Watershed, donc: neuvième album écrit par Åkerfeldt, qui réaffirme ici des ambitions, si ce n’est différentes, du moins assez éloignées de ce que l’on a pu connaître par le passé. On connaît tous le penchant assez marqué du charismatique frontman pour les ambiances progressives des années 70, pour les teintes folk et psychédéliques comme pour les bonnes grosses saturations métalliques (ha, Bloodbath!), un mélange que l’on avait pu commencer à toucher du doigt sur certaines compositions du précédent album – une aura qui fleure bon l’amour pour les racines du classic rock, mille fois renforcée par l’arrivée de Per Wiberg aux claviers sur Ghost Reveries et dont l’influence se fait grandement sentir sur un album aussi particulier que Watershed.
Car Watershed l’est, particulier, à défaut de renouveler un style qui s’épanche désormais franchement et sans arrière-pensée dans la culture des contrastes et dans l’écriture-miroir. Ce qui choquera le plus à l’écoute de Watershed, ce sont les grands écarts toujours plus énormes que pratique le groupe, au risque de prolonger le sentiment de dispersion observé sur Ghost Reveries. Toujours parsemé de ces moments délicatement poétiques, à l’image du court mais surprenant ouvreur "Coil" (un morceau d’une rare classe, doté de lignes de chant éclatantes) ou encore de l’hommage au progressif des années 70 qu’est "Burden", qui n’invente par définition rien mais qui parvient tout de même à captiver l’auditeur dans une seconde partie enlevée, l’ensemble se complaît de plus en plus dans le mariage des extrêmes, sans pour autant atteindre le niveau de finesse d’un Blackwater Park, d'un Deliverance ou même d’un Still Life, dans trois registres assez différents.
Ainsi, même si Watershed balaie d’un revers de manche son aîné – surtout du point de vue de l’ambiance générale, bien plus intimiste et lyrique qu’à l’accoutumée – il subsiste toujours cette part d’ombre inquiétante, longtemps après avoir digéré cet opus. Encore plus partagé entre ses vélléités progressives et sa rugosité de plus en plus implacable, Watershed détonne dans la discographie du groupe. D’un point de vue musical, l’apport de Fredrik Åkesson et de Martin Axenrot, deux musiciens tout droit issus de la scène extrême, est flagrant par endroits : "Heir Apparent" se paie même le luxe, dans ses moments les plus furieux, de renvoyer au tapis les plans purement death réalisés sur Deliverance, par ses rythmiques syncopées à l’extrême où Åkesson et Axenrot se montrent au-delà des espérances, notamment lors d’un break d’anthologie ; le blast-beat saupoudré de chant clair introduisant "The Lotus Eater" (dont on a tellement parlé que ce n'est plus une surprise, maintenant) explose quant à lui tous les standards du groupe pour ensuite retomber lors d’un passage tout de suite beaucoup plus familier, qui renvoie directement à Ghost Reveries.

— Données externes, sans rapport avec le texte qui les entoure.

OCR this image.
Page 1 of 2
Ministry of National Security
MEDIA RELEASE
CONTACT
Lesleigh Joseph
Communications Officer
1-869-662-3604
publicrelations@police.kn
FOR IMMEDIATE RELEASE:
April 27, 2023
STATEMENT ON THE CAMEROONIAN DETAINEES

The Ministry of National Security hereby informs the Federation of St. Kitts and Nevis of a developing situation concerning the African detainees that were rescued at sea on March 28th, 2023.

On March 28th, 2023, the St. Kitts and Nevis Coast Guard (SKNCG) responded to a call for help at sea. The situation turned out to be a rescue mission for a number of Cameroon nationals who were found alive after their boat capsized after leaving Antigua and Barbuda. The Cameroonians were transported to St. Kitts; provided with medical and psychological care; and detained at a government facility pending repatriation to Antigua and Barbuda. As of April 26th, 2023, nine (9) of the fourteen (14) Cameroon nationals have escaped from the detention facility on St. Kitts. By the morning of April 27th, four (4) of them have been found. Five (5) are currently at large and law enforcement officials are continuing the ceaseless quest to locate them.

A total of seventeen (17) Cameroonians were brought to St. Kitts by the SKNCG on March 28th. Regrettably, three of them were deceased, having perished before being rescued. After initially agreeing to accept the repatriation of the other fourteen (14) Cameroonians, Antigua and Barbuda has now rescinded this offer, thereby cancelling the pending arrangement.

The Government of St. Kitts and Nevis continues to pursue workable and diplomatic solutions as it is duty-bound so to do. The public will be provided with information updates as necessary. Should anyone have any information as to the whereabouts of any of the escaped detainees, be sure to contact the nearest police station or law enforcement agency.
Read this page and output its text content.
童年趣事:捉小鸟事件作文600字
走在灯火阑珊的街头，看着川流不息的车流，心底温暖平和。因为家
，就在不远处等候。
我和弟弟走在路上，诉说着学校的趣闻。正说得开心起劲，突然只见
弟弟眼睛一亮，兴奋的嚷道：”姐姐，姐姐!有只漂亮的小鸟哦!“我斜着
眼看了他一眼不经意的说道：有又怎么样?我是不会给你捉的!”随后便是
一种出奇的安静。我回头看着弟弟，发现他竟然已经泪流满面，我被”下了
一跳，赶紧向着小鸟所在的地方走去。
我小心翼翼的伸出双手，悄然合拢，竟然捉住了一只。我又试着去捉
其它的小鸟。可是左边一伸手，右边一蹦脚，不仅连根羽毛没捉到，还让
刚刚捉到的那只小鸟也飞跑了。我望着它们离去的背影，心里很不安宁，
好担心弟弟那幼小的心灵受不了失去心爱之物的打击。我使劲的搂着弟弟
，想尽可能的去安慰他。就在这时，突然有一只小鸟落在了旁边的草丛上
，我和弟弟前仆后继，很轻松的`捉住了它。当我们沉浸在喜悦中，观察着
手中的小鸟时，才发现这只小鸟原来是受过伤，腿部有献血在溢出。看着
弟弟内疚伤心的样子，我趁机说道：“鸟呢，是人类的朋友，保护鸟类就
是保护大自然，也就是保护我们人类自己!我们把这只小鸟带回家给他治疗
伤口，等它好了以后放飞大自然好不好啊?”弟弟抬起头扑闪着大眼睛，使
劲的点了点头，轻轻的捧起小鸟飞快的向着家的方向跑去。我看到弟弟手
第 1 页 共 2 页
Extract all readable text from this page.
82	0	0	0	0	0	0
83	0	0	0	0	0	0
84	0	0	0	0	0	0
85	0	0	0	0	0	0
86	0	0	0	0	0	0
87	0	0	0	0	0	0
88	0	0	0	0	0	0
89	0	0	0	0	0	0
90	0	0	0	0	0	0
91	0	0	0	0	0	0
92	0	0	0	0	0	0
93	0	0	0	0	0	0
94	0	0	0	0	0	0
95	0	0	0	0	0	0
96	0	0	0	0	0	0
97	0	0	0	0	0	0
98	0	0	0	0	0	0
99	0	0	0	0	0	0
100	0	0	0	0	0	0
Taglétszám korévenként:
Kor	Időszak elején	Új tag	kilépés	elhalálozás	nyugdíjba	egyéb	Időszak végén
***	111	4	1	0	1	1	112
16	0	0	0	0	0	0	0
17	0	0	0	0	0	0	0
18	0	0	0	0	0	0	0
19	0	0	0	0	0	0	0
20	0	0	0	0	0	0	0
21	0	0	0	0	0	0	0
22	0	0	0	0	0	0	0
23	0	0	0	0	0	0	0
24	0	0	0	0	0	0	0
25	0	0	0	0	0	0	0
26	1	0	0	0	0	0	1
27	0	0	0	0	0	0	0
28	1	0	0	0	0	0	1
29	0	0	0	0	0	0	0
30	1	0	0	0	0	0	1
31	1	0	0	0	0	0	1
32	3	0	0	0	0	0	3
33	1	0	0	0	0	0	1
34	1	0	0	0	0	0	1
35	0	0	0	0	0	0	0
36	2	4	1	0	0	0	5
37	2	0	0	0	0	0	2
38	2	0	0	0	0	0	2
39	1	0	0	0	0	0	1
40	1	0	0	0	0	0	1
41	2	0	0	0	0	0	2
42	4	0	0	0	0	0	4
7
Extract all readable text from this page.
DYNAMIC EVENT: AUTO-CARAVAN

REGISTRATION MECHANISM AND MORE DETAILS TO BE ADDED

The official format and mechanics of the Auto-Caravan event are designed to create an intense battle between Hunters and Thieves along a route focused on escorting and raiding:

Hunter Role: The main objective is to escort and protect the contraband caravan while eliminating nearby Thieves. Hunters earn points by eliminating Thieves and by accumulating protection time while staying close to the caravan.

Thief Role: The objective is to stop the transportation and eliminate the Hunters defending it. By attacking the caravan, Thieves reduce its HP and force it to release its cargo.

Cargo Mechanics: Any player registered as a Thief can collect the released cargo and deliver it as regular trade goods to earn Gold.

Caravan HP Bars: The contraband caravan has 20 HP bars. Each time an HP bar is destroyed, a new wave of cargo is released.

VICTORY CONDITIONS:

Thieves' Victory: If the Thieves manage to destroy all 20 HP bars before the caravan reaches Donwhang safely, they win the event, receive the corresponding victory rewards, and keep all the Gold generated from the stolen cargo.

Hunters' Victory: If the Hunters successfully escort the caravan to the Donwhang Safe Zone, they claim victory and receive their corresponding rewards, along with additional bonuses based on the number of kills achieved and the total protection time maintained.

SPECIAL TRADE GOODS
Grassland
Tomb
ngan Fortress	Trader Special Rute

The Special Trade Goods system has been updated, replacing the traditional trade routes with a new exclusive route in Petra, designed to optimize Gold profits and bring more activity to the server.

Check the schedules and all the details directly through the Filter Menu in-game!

Voilà souligné le principal défaut de cet opus : si de son côté, Ghost Reveries avait désorienté par un mélange souvent bancal et peu pertinent de ces extrêmes, Watershed arrange quant à lui ce problème, mais ne se risque pas à pousser l’attrait de la nouveauté, bien visible (le blast-beat parsemé de chant clair sur "The Lotus Eater", donc, les accords de guitare dissonants à la fin de "Burden", aux influences clairement pinkfloydiennes, les effets de style vocaux sur "Hessian Peel") au-delà de frontières que l’on aurait aimé plus convaincantes. Cette toute nouvelle dynamique très progressive, prégnante sur un titre aussi labyrinthique que "Hessian Peel", se révèle aussi fulgurante qu’un pet dans l’eau et surtout, décevante de la part d’un groupe comme Opeth, que l’on a connu plus vindicatif, plus aventureux et surtout, plus épique. C’est ce trait de caractère, très présent sur des albums de la trempe de My Arms, Your Hearse ou Blackwater Park, qui fait le plus défaut à l’écoute de ce nouvel essai, où les nombreuses retombées de tension, qui participent à l’atmosphère intimiste de cet essai, sapent malheureusement toute la mécanique des morceaux: difficile de repartir ensuite sur les envolées extrêmes si chères au groupe, qui parfois commence à s’auto-parodier ("Hessian Peel", dont la progression, qui s’annonçait magnifique dans sa première moitié, s’avère au final très téléphonée dans sa seconde partie).
Néanmoins, l’ensemble, pas dénué de moments de pure magie ("Porcelain Heart" et son final splendide, "Heir Apparent", "Coil" et certaines parties de "The Lotus Eater", affolantes) possède bien plus de coffre que Ghost Reveries. C’est en cela que Watershed est beaucoup plus pertinent que son aîné, bien qu'il lui manque encore un morceau-phare, de ceux qui séparent les bons albums des très bons. Åkerfeldt en impose de plus en plus grâce à un chant clair parfait, gracieux et émotionnel, qui confine souvent au sublime (la fin de "Porcelain Heart"). La lourde frappe d’Axenrot, décisive lors des envolées death, sait aussi se muer, et c'est dans ce registre qu'on l'attendait le moins, en phrasé subtil et volatile ("Hex Omega") lorsque cela est nécessaire, bien que son jeu reste plus conventionnel que celui de Martin Lopez. Ainsi, le batteur comme le nouveau guitariste ont su adapter leur jeu en fonction des exigences posées par le groupe ("Porcelain Heart", malicieux), tandis que Per Wiberg devient véritablement indispensable ("Burden", "Hessian Peel"). Ainsi, Opeth paraît plus sûr de ses convictions musicales sur Watershed et creuse un fossé toujours plus imposant avec ses aînés. En soi, l’évolution du groupe est notable: Watershed est un disque plus solide que Ghost Reveries mais aussi plus radical et déterminé dans son propos, ce qui ne manquera pas de laisser quelques fans sur le bord de la route.
Avec Watershed, Opeth a parfaitement négocié ce fameux passage de flambeau, aussi bien physique (les deux nouveaux musiciens assurent plus que de raison) que stylistique : le groupe fait toujours du Opeth, mais peut-être moins empreint de ce souffle vital et de cette spontanéité qui rendaient les précédents opus du groupe, jusqu’à Deliverance, indispensables: ce nouvel essai, à la virtuosité impressionnante, est aussi solide qu’étrange et désarmant.